Tracy Otoo und Udo Witt

Noch keinen Tag gefehlt.
November 24, 2017 Tredaktion

Interview mit Tracy Otoo und ihrem Kollegen Udo Witt.

Ein besonnener Morgen. Die Menschen, die ihre Arbeit im Martinshof Betriebsstätte Schiffbauerweg antreten, gehen langsamer als die, die sich in unmittelbarer Nachbarschaft dem Shoppingtempel Waterfront nähern.

Gemach treten auch wir in die Konfitürenmanufaktur der Bremer Werkstatt ein und finden in der Küche eine angenehme Stille, zwei Menschen und eine Charge blaubeerfarbener Gläser vor, die einvernehmlicher nicht sein könnten. Es scheint, alles, worauf Tracy und Udo ihre Aufmerksamkeit richten, zeigt sich von seiner besten Seite. Hier möchte man gerne eine Konfitüre sein oder Gesprächspartner.

Ich bin Tracy Otoo. Am 01.10.2017 arbeite ich zwei Jahre hier in der Küche und es gefällt mir sehr gut. In der Woche arbeite ich von 8.00 bis 15:50 Uhr, freitags von 8:00 – 13:10 Uhr und am Wochenende habe ich frei. Wir kochen hier Konfitüre, Mango- und Karotten – Chutneys. Manchmal wiegen und füllen wir auch Tee ab, je nachdem.

Mein Name ist Udo Witt. Ich bin seit dem 01.04.1988 in der Werkstatt Bremen tätig. Seit 1995 arbeite ich in diesem Gebäude in Bremen Gröpelingen. Als ich hier ankam, habe ich in der Lohnfertigung angefangen. Dann haben wir für eine Firma Kalenderschiebeleisten gemacht.
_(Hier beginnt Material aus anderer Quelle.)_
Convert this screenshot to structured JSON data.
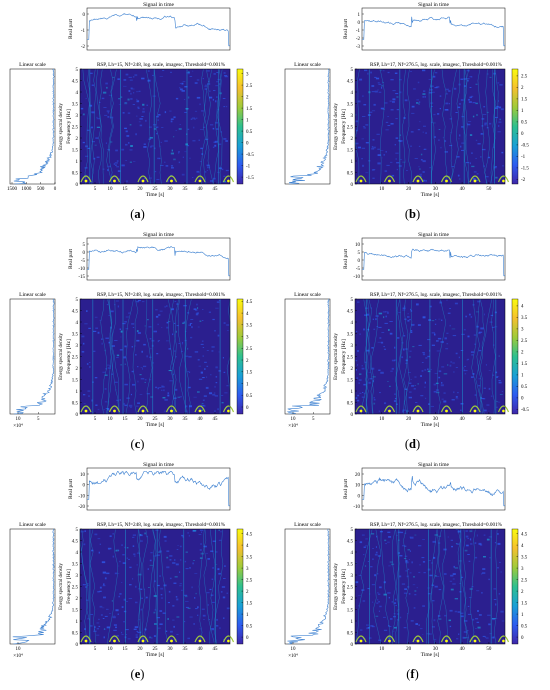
{
  "figure": {
    "panels": [
      {
        "id": "a",
        "caption": "a",
        "signal_title": "Signal in time",
        "signal_ylabel": "Real part",
        "signal_yticks": [
          "0",
          "-1",
          "-2"
        ],
        "psd_title": "Linear scale",
        "psd_ylabel": "Energy spectral density",
        "psd_xticks": [
          "1500",
          "1000",
          "500",
          "0"
        ],
        "psd_exponent": "",
        "tf_title": "RSP, Lh=15, Nf=248, log. scale, imagesc, Threshold=0.001%",
        "tf_ylabel": "Frequency [Hz]",
        "tf_xlabel": "Time [s]",
        "tf_xticks": [
          "5",
          "10",
          "15",
          "20",
          "25",
          "30",
          "35",
          "40",
          "45"
        ],
        "tf_yticks": [
          "0",
          "0.5",
          "1",
          "1.5",
          "2",
          "2.5",
          "3",
          "3.5",
          "4",
          "4.5",
          "5"
        ],
        "colorbar_ticks": [
          "3",
          "2.5",
          "2",
          "1.5",
          "1",
          "0.5",
          "0",
          "-0.5",
          "-1",
          "-1.5"
        ]
      },
      {
        "id": "b",
        "caption": "b",
        "signal_title": "Signal in time",
        "signal_ylabel": "Real part",
        "signal_yticks": [
          "1",
          "0",
          "-1",
          "-2",
          "-3"
        ],
        "psd_title": "Linear scale",
        "psd_ylabel": "Energy spectral density",
        "psd_xticks": [],
        "psd_exponent": "",
        "tf_title": "RSP, Lh=17, Nf=276.5, log. scale, imagesc, Threshold=0.001%",
        "tf_ylabel": "Frequency [Hz]",
        "tf_xlabel": "Time [s]",
        "tf_xticks": [
          "10",
          "20",
          "30",
          "40",
          "50"
        ],
        "tf_yticks": [
          "0",
          "0.5",
          "1",
          "1.5",
          "2",
          "2.5",
          "3",
          "3.5",
          "4",
          "4.5",
          "5"
        ],
        "colorbar_ticks": [
          "2.5",
          "2",
          "1.5",
          "1",
          "0.5",
          "0",
          "-0.5",
          "-1",
          "-1.5",
          "-2"
        ]
      },
      {
        "id": "c",
        "caption": "c",
        "signal_title": "Signal in time",
        "signal_ylabel": "Real part",
        "signal_yticks": [
          "5",
          "0",
          "-5",
          "-10",
          "-15"
        ],
        "psd_title": "Linear scale",
        "psd_ylabel": "Energy spectral density",
        "psd_xticks": [
          "10",
          "5"
        ],
        "psd_exponent": "×10⁴",
        "tf_title": "RSP, Lh=15, Nf=248, log. scale, imagesc, Threshold=0.001%",
        "tf_ylabel": "Frequency [Hz]",
        "tf_xlabel": "Time [s]",
        "tf_xticks": [
          "5",
          "10",
          "15",
          "20",
          "25",
          "30",
          "35",
          "40",
          "45"
        ],
        "tf_yticks": [
          "0",
          "0.5",
          "1",
          "1.5",
          "2",
          "2.5",
          "3",
          "3.5",
          "4",
          "4.5",
          "5"
        ],
        "colorbar_ticks": [
          "4.5",
          "4",
          "3.5",
          "3",
          "2.5",
          "2",
          "1.5",
          "1",
          "0.5",
          "0"
        ]
      },
      {
        "id": "d",
        "caption": "d",
        "signal_title": "Signal in time",
        "signal_ylabel": "Real part",
        "signal_yticks": [
          "10",
          "5",
          "0",
          "-5",
          "-10"
        ],
        "psd_title": "Linear scale",
        "psd_ylabel": "Energy spectral density",
        "psd_xticks": [
          "10",
          "5"
        ],
        "psd_exponent": "×10⁴",
        "tf_title": "RSP, Lh=17, Nf=276.5, log. scale, imagesc, Threshold=0.001%",
        "tf_ylabel": "Frequency [Hz]",
        "tf_xlabel": "Time [s]",
        "tf_xticks": [
          "10",
          "20",
          "30",
          "40",
          "50"
        ],
        "tf_yticks": [
          "0",
          "0.5",
          "1",
          "1.5",
          "2",
          "2.5",
          "3",
          "3.5",
          "4",
          "4.5",
          "5"
        ],
        "colorbar_ticks": [
          "4",
          "3.5",
          "3",
          "2.5",
          "2",
          "1.5",
          "1",
          "0.5",
          "0",
          "-0.5"
        ]
      },
      {
        "id": "e",
        "caption": "e",
        "signal_title": "Signal in time",
        "signal_ylabel": "Real part",
        "signal_yticks": [
          "10",
          "0",
          "-10",
          "-20"
        ],
        "psd_title": "Linear scale",
        "psd_ylabel": "Energy spectral density",
        "psd_xticks": [
          "10"
        ],
        "psd_exponent": "×10⁴",
        "tf_title": "RSP, Lh=15, Nf=248, log. scale, imagesc, Threshold=0.001%",
        "tf_ylabel": "Frequency [Hz]",
        "tf_xlabel": "Time [s]",
        "tf_xticks": [
          "5",
          "10",
          "15",
          "20",
          "25",
          "30",
          "35",
          "40",
          "45"
        ],
        "tf_yticks": [
          "0",
          "0.5",
          "1",
          "1.5",
          "2",
          "2.5",
          "3",
          "3.5",
          "4",
          "4.5",
          "5"
        ],
        "colorbar_ticks": [
          "4.5",
          "4",
          "3.5",
          "3",
          "2.5",
          "2",
          "1.5",
          "1",
          "0.5",
          "0"
        ]
      },
      {
        "id": "f",
        "caption": "f",
        "signal_title": "Signal in time",
        "signal_ylabel": "Real part",
        "signal_yticks": [
          "20",
          "10",
          "0",
          "-10"
        ],
        "psd_title": "Linear scale",
        "psd_ylabel": "Energy spectral density",
        "psd_xticks": [
          "10"
        ],
        "psd_exponent": "×10⁴",
        "tf_title": "RSP, Lh=17, Nf=276.5, log. scale, imagesc, Threshold=0.001%",
        "tf_ylabel": "Frequency [Hz]",
        "tf_xlabel": "Time [s]",
        "tf_xticks": [
          "10",
          "20",
          "30",
          "40",
          "50"
        ],
        "tf_yticks": [
          "0",
          "0.5",
          "1",
          "1.5",
          "2",
          "2.5",
          "3",
          "3.5",
          "4",
          "4.5",
          "5"
        ],
        "colorbar_ticks": [
          "4.5",
          "4",
          "3.5",
          "3",
          "2.5",
          "2",
          "1.5",
          "1",
          "0.5",
          "0"
        ]
      }
    ],
    "colors": {
      "line": "#3a7fd0",
      "tf_background": "#2b1f8f",
      "colormap": [
        "#3e26a8",
        "#2e5cf0",
        "#1aa0d6",
        "#2ec08f",
        "#9fcb3b",
        "#f5c02f",
        "#f9fb0e"
      ]
    }
  },
  "chart_data": [
    {
      "type": "heatmap",
      "panel": "a",
      "title": "RSP, Lh=15, Nf=248, log. scale, imagesc, Threshold=0.001%",
      "xlabel": "Time [s]",
      "ylabel": "Frequency [Hz]",
      "xlim": [
        0,
        50
      ],
      "ylim": [
        0,
        5
      ],
      "clim": [
        -1.8,
        3.2
      ]
    },
    {
      "type": "heatmap",
      "panel": "b",
      "title": "RSP, Lh=17, Nf=276.5, log. scale, imagesc, Threshold=0.001%",
      "xlabel": "Time [s]",
      "ylabel": "Frequency [Hz]",
      "xlim": [
        0,
        56
      ],
      "ylim": [
        0,
        5
      ],
      "clim": [
        -2.2,
        2.8
      ]
    },
    {
      "type": "heatmap",
      "panel": "c",
      "title": "RSP, Lh=15, Nf=248, log. scale, imagesc, Threshold=0.001%",
      "xlabel": "Time [s]",
      "ylabel": "Frequency [Hz]",
      "xlim": [
        0,
        50
      ],
      "ylim": [
        0,
        5
      ],
      "clim": [
        -0.3,
        4.6
      ]
    },
    {
      "type": "heatmap",
      "panel": "d",
      "title": "RSP, Lh=17, Nf=276.5, log. scale, imagesc, Threshold=0.001%",
      "xlabel": "Time [s]",
      "ylabel": "Frequency [Hz]",
      "xlim": [
        0,
        56
      ],
      "ylim": [
        0,
        5
      ],
      "clim": [
        -0.7,
        4.3
      ]
    },
    {
      "type": "heatmap",
      "panel": "e",
      "title": "RSP, Lh=15, Nf=248, log. scale, imagesc, Threshold=0.001%",
      "xlabel": "Time [s]",
      "ylabel": "Frequency [Hz]",
      "xlim": [
        0,
        50
      ],
      "ylim": [
        0,
        5
      ],
      "clim": [
        -0.3,
        4.7
      ]
    },
    {
      "type": "heatmap",
      "panel": "f",
      "title": "RSP, Lh=17, Nf=276.5, log. scale, imagesc, Threshold=0.001%",
      "xlabel": "Time [s]",
      "ylabel": "Frequency [Hz]",
      "xlim": [
        0,
        56
      ],
      "ylim": [
        0,
        5
      ],
      "clim": [
        -0.3,
        4.7
      ]
    }
  ]
}
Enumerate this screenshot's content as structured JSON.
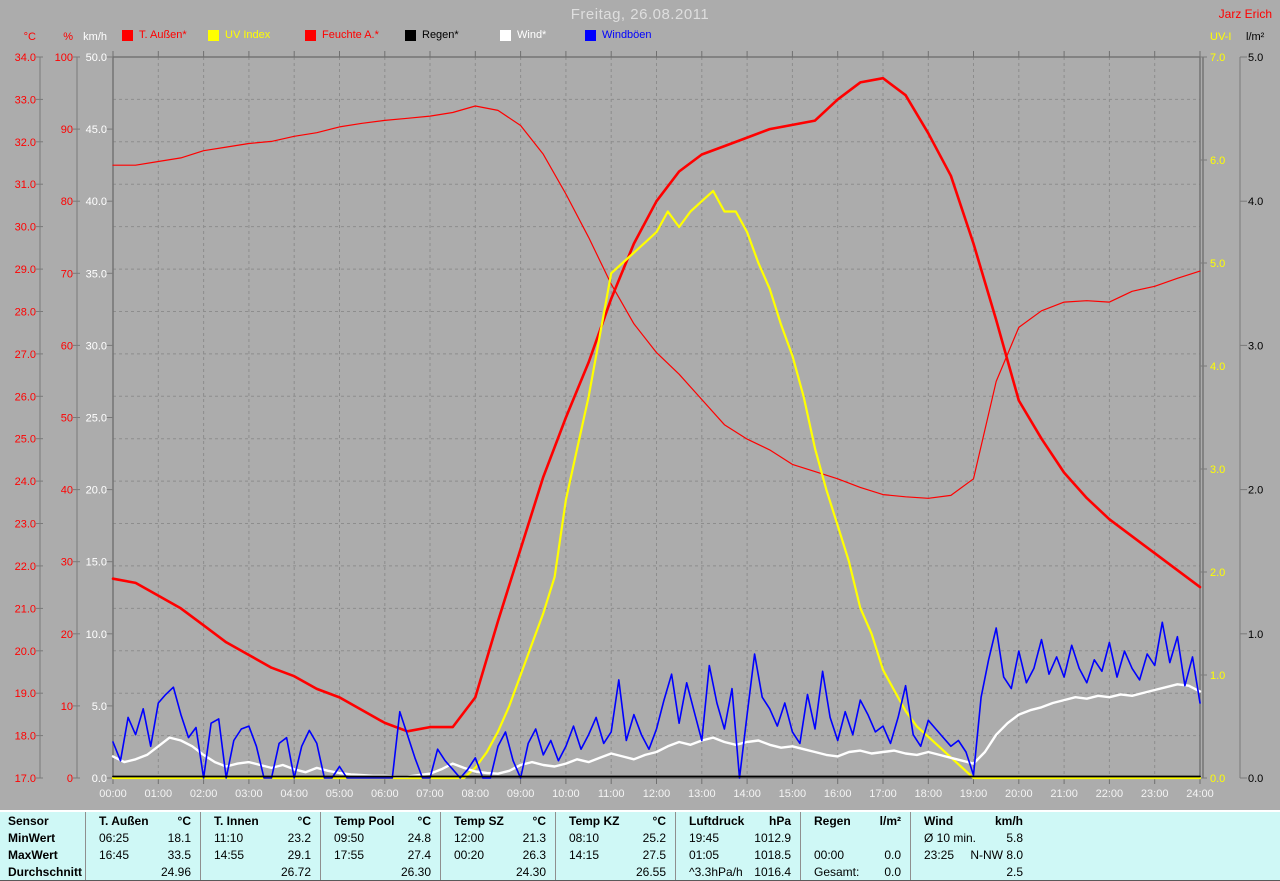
{
  "title": "Freitag, 26.08.2011",
  "watermark": "Jarz Erich",
  "legend": [
    {
      "label": "T. Außen*",
      "color": "#ff0000"
    },
    {
      "label": "UV Index",
      "color": "#ffff00"
    },
    {
      "label": "Feuchte A.*",
      "color": "#ff0000"
    },
    {
      "label": "Regen*",
      "color": "#000000"
    },
    {
      "label": "Wind*",
      "color": "#ffffff"
    },
    {
      "label": "Windböen",
      "color": "#0000ff"
    }
  ],
  "axes": {
    "x": {
      "labels": [
        "00:00",
        "01:00",
        "02:00",
        "03:00",
        "04:00",
        "05:00",
        "06:00",
        "07:00",
        "08:00",
        "09:00",
        "10:00",
        "11:00",
        "12:00",
        "13:00",
        "14:00",
        "15:00",
        "16:00",
        "17:00",
        "18:00",
        "19:00",
        "20:00",
        "21:00",
        "22:00",
        "23:00",
        "24:00"
      ]
    },
    "left": [
      {
        "id": "temp",
        "unit": "°C",
        "color": "#ff0000",
        "min": 17,
        "max": 34,
        "ticks": [
          "34.0",
          "33.0",
          "32.0",
          "31.0",
          "30.0",
          "29.0",
          "28.0",
          "27.0",
          "26.0",
          "25.0",
          "24.0",
          "23.0",
          "22.0",
          "21.0",
          "20.0",
          "19.0",
          "18.0",
          "17.0"
        ]
      },
      {
        "id": "humidity",
        "unit": "%",
        "color": "#ff0000",
        "min": 0,
        "max": 100,
        "ticks": [
          "100",
          "90",
          "80",
          "70",
          "60",
          "50",
          "40",
          "30",
          "20",
          "10",
          "0"
        ]
      },
      {
        "id": "wind",
        "unit": "km/h",
        "color": "#ffffff",
        "min": 0,
        "max": 50,
        "ticks": [
          "50.0",
          "45.0",
          "40.0",
          "35.0",
          "30.0",
          "25.0",
          "20.0",
          "15.0",
          "10.0",
          "5.0",
          "0.0"
        ]
      }
    ],
    "right": [
      {
        "id": "uv",
        "unit": "UV-I",
        "color": "#ffff00",
        "min": 0,
        "max": 7,
        "ticks": [
          "7.0",
          "6.0",
          "5.0",
          "4.0",
          "3.0",
          "2.0",
          "1.0",
          "0.0"
        ]
      },
      {
        "id": "rain",
        "unit": "l/m²",
        "color": "#000000",
        "min": 0,
        "max": 5,
        "ticks": [
          "5.0",
          "4.0",
          "3.0",
          "2.0",
          "1.0",
          "0.0"
        ]
      }
    ]
  },
  "chart_data": {
    "type": "line",
    "title": "Freitag, 26.08.2011",
    "x_unit": "hours",
    "x_range": [
      0,
      24
    ],
    "grid": "dashed hourly vertical, 1°C horizontal",
    "series": [
      {
        "name": "T. Außen",
        "axis": "temp",
        "color": "#ff0000",
        "width": 2.6,
        "start": 0,
        "step_min": 30,
        "values": [
          21.7,
          21.6,
          21.3,
          21.0,
          20.6,
          20.2,
          19.9,
          19.6,
          19.4,
          19.1,
          18.9,
          18.6,
          18.3,
          18.1,
          18.2,
          18.2,
          18.9,
          20.7,
          22.4,
          24.1,
          25.5,
          26.8,
          28.3,
          29.6,
          30.6,
          31.3,
          31.7,
          31.9,
          32.1,
          32.3,
          32.4,
          32.5,
          33.0,
          33.4,
          33.5,
          33.1,
          32.2,
          31.2,
          29.6,
          27.8,
          25.9,
          25.0,
          24.2,
          23.6,
          23.1,
          22.7,
          22.3,
          21.9,
          21.5
        ]
      },
      {
        "name": "Feuchte A.",
        "axis": "humidity",
        "color": "#ff0000",
        "width": 1.2,
        "start": 0,
        "step_min": 30,
        "values": [
          85.0,
          85.0,
          85.5,
          86.0,
          87.0,
          87.5,
          88.0,
          88.3,
          89.0,
          89.5,
          90.3,
          90.8,
          91.2,
          91.5,
          91.8,
          92.3,
          93.2,
          92.6,
          90.5,
          86.5,
          81.0,
          75.0,
          68.5,
          63.0,
          59.0,
          56.0,
          52.5,
          49.0,
          47.0,
          45.5,
          43.5,
          42.5,
          41.5,
          40.3,
          39.3,
          39.0,
          38.8,
          39.2,
          41.5,
          55.0,
          62.5,
          64.8,
          66.0,
          66.2,
          66.0,
          67.5,
          68.2,
          69.3,
          70.3
        ]
      },
      {
        "name": "UV Index",
        "axis": "uv",
        "color": "#ffff00",
        "width": 2.2,
        "start": 0,
        "step_min": 15,
        "values": [
          0,
          0,
          0,
          0,
          0,
          0,
          0,
          0,
          0,
          0,
          0,
          0,
          0,
          0,
          0,
          0,
          0,
          0,
          0,
          0,
          0,
          0,
          0,
          0,
          0,
          0,
          0,
          0,
          0,
          0,
          0,
          0,
          0.1,
          0.25,
          0.45,
          0.7,
          1.0,
          1.3,
          1.6,
          1.95,
          2.7,
          3.2,
          3.7,
          4.3,
          4.9,
          5.0,
          5.1,
          5.2,
          5.3,
          5.5,
          5.35,
          5.5,
          5.6,
          5.7,
          5.5,
          5.5,
          5.3,
          5.0,
          4.75,
          4.4,
          4.1,
          3.7,
          3.2,
          2.8,
          2.45,
          2.1,
          1.65,
          1.4,
          1.05,
          0.85,
          0.65,
          0.5,
          0.4,
          0.3,
          0.2,
          0.1,
          0,
          0,
          0,
          0,
          0,
          0,
          0,
          0,
          0,
          0,
          0,
          0,
          0,
          0,
          0,
          0,
          0,
          0,
          0,
          0,
          0
        ]
      },
      {
        "name": "Wind",
        "axis": "wind",
        "color": "#ffffff",
        "width": 2.4,
        "start": 0,
        "step_min": 15,
        "values": [
          1.5,
          1.1,
          1.3,
          1.6,
          2.2,
          2.8,
          2.6,
          2.2,
          1.6,
          1.1,
          0.8,
          1.0,
          1.1,
          0.9,
          0.7,
          0.9,
          0.6,
          0.4,
          0.7,
          0.5,
          0.35,
          0.25,
          0.2,
          0.15,
          0.15,
          0.1,
          0.1,
          0.2,
          0.3,
          0.6,
          1.0,
          0.7,
          0.45,
          0.35,
          0.3,
          0.5,
          0.9,
          1.1,
          0.9,
          0.8,
          1.0,
          1.3,
          1.1,
          1.4,
          1.7,
          1.5,
          1.3,
          1.6,
          1.8,
          2.2,
          2.5,
          2.3,
          2.6,
          2.8,
          2.5,
          2.3,
          2.5,
          2.6,
          2.3,
          2.1,
          2.2,
          2.0,
          1.8,
          1.6,
          1.5,
          1.8,
          1.9,
          1.7,
          1.8,
          1.9,
          1.7,
          1.6,
          1.8,
          1.6,
          1.4,
          1.2,
          1.0,
          1.8,
          3.0,
          3.8,
          4.4,
          4.7,
          4.9,
          5.2,
          5.4,
          5.6,
          5.5,
          5.7,
          5.6,
          5.8,
          5.7,
          5.9,
          6.1,
          6.3,
          6.5,
          6.4,
          6.0
        ]
      },
      {
        "name": "Windböen",
        "axis": "wind",
        "color": "#0000ff",
        "width": 1.6,
        "start": 0,
        "step_min": 10,
        "values": [
          2.5,
          1.2,
          4.2,
          3.0,
          4.8,
          2.2,
          5.2,
          5.8,
          6.3,
          4.4,
          2.8,
          3.5,
          0.0,
          3.8,
          4.1,
          0.0,
          2.6,
          3.4,
          3.6,
          2.2,
          0.0,
          0.0,
          2.4,
          2.8,
          0.0,
          2.2,
          3.3,
          2.4,
          0.0,
          0.0,
          0.8,
          0.0,
          0.0,
          0.0,
          0.0,
          0.0,
          0.0,
          0.0,
          4.6,
          3.0,
          1.4,
          0.0,
          0.0,
          2.0,
          1.2,
          0.6,
          0.0,
          0.6,
          1.4,
          0.0,
          0.0,
          2.2,
          3.2,
          1.2,
          0.0,
          2.4,
          3.4,
          1.6,
          2.6,
          1.2,
          2.2,
          3.6,
          2.0,
          3.0,
          4.2,
          2.4,
          3.2,
          6.8,
          2.6,
          4.4,
          3.0,
          2.0,
          3.4,
          5.4,
          7.2,
          3.8,
          6.6,
          4.6,
          2.6,
          7.8,
          5.2,
          3.4,
          6.2,
          0.0,
          4.4,
          8.6,
          5.6,
          4.8,
          3.6,
          5.2,
          3.2,
          2.4,
          5.8,
          3.4,
          7.4,
          4.2,
          2.6,
          4.6,
          3.0,
          5.4,
          4.4,
          3.2,
          3.6,
          2.4,
          4.2,
          6.4,
          3.0,
          2.2,
          4.0,
          3.4,
          2.8,
          2.2,
          2.6,
          1.8,
          0.2,
          5.6,
          8.2,
          10.4,
          7.0,
          6.2,
          8.8,
          6.6,
          7.6,
          9.6,
          7.2,
          8.4,
          7.0,
          9.2,
          7.6,
          6.6,
          8.2,
          7.4,
          9.4,
          7.0,
          8.8,
          7.6,
          6.8,
          8.6,
          7.8,
          10.8,
          8.0,
          9.8,
          6.4,
          8.4,
          5.2
        ]
      },
      {
        "name": "Regen",
        "axis": "rain",
        "color": "#000000",
        "width": 1.8,
        "start": 0,
        "step_min": 1440,
        "values": [
          0,
          0
        ]
      }
    ]
  },
  "table": {
    "row_labels": [
      "Sensor",
      "MinWert",
      "MaxWert",
      "Durchschnitt"
    ],
    "columns": [
      {
        "name": "T. Außen",
        "unit": "°C",
        "min": [
          "06:25",
          "18.1"
        ],
        "max": [
          "16:45",
          "33.5"
        ],
        "avg": [
          "",
          "24.96"
        ]
      },
      {
        "name": "T. Innen",
        "unit": "°C",
        "min": [
          "11:10",
          "23.2"
        ],
        "max": [
          "14:55",
          "29.1"
        ],
        "avg": [
          "",
          "26.72"
        ]
      },
      {
        "name": "Temp Pool",
        "unit": "°C",
        "min": [
          "09:50",
          "24.8"
        ],
        "max": [
          "17:55",
          "27.4"
        ],
        "avg": [
          "",
          "26.30"
        ]
      },
      {
        "name": "Temp SZ",
        "unit": "°C",
        "min": [
          "12:00",
          "21.3"
        ],
        "max": [
          "00:20",
          "26.3"
        ],
        "avg": [
          "",
          "24.30"
        ]
      },
      {
        "name": "Temp KZ",
        "unit": "°C",
        "min": [
          "08:10",
          "25.2"
        ],
        "max": [
          "14:15",
          "27.5"
        ],
        "avg": [
          "",
          "26.55"
        ]
      },
      {
        "name": "Luftdruck",
        "unit": "hPa",
        "min": [
          "19:45",
          "1012.9"
        ],
        "max": [
          "01:05",
          "1018.5"
        ],
        "avg": [
          "^3.3hPa/h",
          "1016.4"
        ]
      },
      {
        "name": "Regen",
        "unit": "l/m²",
        "min": [
          "",
          ""
        ],
        "max": [
          "00:00",
          "0.0"
        ],
        "avg": [
          "Gesamt:",
          "0.0"
        ]
      },
      {
        "name": "Wind",
        "unit": "km/h",
        "min": [
          "Ø 10 min.",
          "5.8"
        ],
        "max": [
          "23:25",
          "N-NW 8.0"
        ],
        "avg": [
          "",
          "2.5"
        ]
      }
    ]
  }
}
Anschließend habe ich als Monteur Autozubehör eingeschweißt und verpackt, wollte dann aber einen neuen Bereich kennenlernen und bin dann hier in der Küche angefangen zu arbeiten.

Ganz am Anfang stand hier eine Kartoffelschälmaschine und wir haben auch ‘ne Zeit lang u.a. für Firma Menke gearbeitet: Kartoffeln geschält, Spieße und Rouladen gemacht. Meine Aufgabe bestand auch darin den Schockfroster zu bedienen und die Kartons zu packen. Mit der Zeit kam der Tee dazu und dann haben wir ganz langsam mit der Konfitüre angefangen. In der Anfangsphase haben wir 100 – 200 Gläser am Tag geschafft. Wir mussten jedes Glas einzeln wiegen und die Stoffdeckel selber schneiden. Irgendwann haben wir die Abfüllmaschine bekommen, die hat uns die Arbeit sehr erleichtert.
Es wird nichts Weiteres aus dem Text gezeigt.